Но недолго на лаврах пришлось почитать,
Снова в путь его звали мечты о любимой,
И не смог даже месяца путник прождать,
Как в дорогу отправился зовом гонимый,

Что звенел всё сильней в воспалённом мозгу,
Призывая ворваться в туман меж мирами
И прогнать заржавевшую в сердце тоску,
Доказав свои чувства земными делами.

Ярко путь осветив себе магией льда
Словно крот, прорываясь сквозь толщу завесы,
Он искал верный путь, что привёл бы туда,
Где, по слухам, растлялись и каялись бесы.

Там, где времени ход поворачивал вспять
Или мог в бесконечность движенье ускорить.
Там, где богом ты мог по желанию стать
Или душу свою навсегда упокоить.

И хоть в эти легенды не верил никто,
Всё ж прошли они сказками сквозь поколения,
Превратив разум наш из щита в решето,
Сквозь которое тянутся нити сомненья.

Пока мысли такие по мозгу текли,
Ища в памяти угол, куда приютиться,
Из тумана вдруг всплыли три шпиля вдали
И фиалковым цветом вдруг стали светиться.
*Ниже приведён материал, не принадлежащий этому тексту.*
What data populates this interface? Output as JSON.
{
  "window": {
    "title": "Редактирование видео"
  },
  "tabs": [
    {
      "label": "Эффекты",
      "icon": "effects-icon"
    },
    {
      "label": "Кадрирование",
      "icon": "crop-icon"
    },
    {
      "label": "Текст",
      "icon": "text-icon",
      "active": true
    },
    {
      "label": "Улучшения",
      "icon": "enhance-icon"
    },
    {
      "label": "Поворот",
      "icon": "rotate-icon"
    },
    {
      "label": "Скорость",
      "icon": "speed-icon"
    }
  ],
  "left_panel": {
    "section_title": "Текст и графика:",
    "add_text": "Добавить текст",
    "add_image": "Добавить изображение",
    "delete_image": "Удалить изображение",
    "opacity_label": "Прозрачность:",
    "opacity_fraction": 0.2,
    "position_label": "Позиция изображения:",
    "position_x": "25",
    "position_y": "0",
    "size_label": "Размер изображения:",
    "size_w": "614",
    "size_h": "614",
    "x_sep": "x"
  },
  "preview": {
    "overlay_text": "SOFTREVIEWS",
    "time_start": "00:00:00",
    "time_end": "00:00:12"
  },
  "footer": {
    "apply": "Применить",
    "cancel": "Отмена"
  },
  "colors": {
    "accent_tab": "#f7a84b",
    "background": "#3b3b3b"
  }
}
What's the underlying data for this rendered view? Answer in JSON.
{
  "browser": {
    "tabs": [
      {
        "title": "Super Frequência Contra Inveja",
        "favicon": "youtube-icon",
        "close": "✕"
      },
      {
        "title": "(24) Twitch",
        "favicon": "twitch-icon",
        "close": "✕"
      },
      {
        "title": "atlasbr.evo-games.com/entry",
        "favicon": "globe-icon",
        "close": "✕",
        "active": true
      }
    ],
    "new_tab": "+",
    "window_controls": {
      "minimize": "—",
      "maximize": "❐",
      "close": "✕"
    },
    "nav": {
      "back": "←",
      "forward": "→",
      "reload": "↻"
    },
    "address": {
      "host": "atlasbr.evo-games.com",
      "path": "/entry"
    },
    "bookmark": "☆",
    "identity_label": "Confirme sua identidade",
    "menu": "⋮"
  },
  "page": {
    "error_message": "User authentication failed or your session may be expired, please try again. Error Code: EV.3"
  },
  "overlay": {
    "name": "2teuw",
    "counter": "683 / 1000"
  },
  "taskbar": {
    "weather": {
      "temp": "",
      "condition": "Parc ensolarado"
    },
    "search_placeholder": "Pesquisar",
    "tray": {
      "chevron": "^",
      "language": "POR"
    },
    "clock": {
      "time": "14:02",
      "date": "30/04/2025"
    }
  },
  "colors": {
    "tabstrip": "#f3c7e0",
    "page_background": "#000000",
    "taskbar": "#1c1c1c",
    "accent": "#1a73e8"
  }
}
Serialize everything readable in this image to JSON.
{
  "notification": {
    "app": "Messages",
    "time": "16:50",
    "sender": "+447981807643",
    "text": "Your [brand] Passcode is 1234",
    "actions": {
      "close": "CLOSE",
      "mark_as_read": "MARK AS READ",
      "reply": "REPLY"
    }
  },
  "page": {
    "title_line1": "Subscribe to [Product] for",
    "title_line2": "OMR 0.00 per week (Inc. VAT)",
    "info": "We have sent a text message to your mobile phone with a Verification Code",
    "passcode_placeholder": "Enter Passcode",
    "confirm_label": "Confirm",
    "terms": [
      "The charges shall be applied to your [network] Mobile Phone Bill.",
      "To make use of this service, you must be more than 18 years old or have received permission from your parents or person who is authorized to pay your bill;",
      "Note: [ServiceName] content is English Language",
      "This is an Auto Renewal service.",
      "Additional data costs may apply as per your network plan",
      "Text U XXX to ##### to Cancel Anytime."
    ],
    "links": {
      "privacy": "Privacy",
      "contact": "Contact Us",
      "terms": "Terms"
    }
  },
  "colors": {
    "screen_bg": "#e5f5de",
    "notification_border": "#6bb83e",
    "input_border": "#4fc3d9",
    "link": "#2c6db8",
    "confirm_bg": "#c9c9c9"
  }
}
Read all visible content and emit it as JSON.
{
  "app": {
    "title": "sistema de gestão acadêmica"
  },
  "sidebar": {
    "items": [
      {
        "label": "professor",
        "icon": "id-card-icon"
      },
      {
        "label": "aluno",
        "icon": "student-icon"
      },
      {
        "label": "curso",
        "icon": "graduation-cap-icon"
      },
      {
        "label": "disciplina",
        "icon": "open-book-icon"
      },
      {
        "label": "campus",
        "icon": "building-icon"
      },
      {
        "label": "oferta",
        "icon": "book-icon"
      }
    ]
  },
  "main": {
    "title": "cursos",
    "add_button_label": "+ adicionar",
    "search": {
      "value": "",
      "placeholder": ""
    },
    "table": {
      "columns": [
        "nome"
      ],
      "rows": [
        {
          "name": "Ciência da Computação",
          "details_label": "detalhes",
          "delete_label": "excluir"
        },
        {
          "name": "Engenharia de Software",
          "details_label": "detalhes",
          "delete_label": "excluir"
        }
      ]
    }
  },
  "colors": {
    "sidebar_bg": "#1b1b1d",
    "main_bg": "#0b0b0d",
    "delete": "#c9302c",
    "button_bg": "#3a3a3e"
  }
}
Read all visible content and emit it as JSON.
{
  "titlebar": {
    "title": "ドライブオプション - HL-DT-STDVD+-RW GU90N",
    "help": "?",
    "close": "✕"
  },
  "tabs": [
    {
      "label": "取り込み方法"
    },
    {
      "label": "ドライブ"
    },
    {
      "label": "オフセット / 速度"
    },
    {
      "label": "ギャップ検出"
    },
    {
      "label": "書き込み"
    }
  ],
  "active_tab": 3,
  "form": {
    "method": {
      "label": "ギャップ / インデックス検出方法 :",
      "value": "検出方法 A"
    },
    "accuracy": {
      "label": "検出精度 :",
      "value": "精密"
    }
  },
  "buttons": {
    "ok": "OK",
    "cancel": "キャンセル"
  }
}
Посох крепко держа, он до башен дошёл
И у их основанья увидел он чаши:
В первой ярко горел негасимый костёр,
Во второй отраженья грехов были наши,

Ну а в третьей, что была чернее угля,
Наши мысли хранились и их воплощенья,
Каждый мог в ней, судьбу свою дико кляня,
Жизнь свою просмотреть без утрат и паденья

Иль увидеть на дне, потерявшись во снах,
Цену своих дел и влиянье поступков,
Чтобы мира картину повергнуть во прах
И узнать, сколько рядом с тобою ублюдков,

Что готовы продать всё доверие твоё
За тот ломаный грош, что поманит их блеском.
В этом зеркале видно воров и жульё,
Древней силой срываются маски их с треском.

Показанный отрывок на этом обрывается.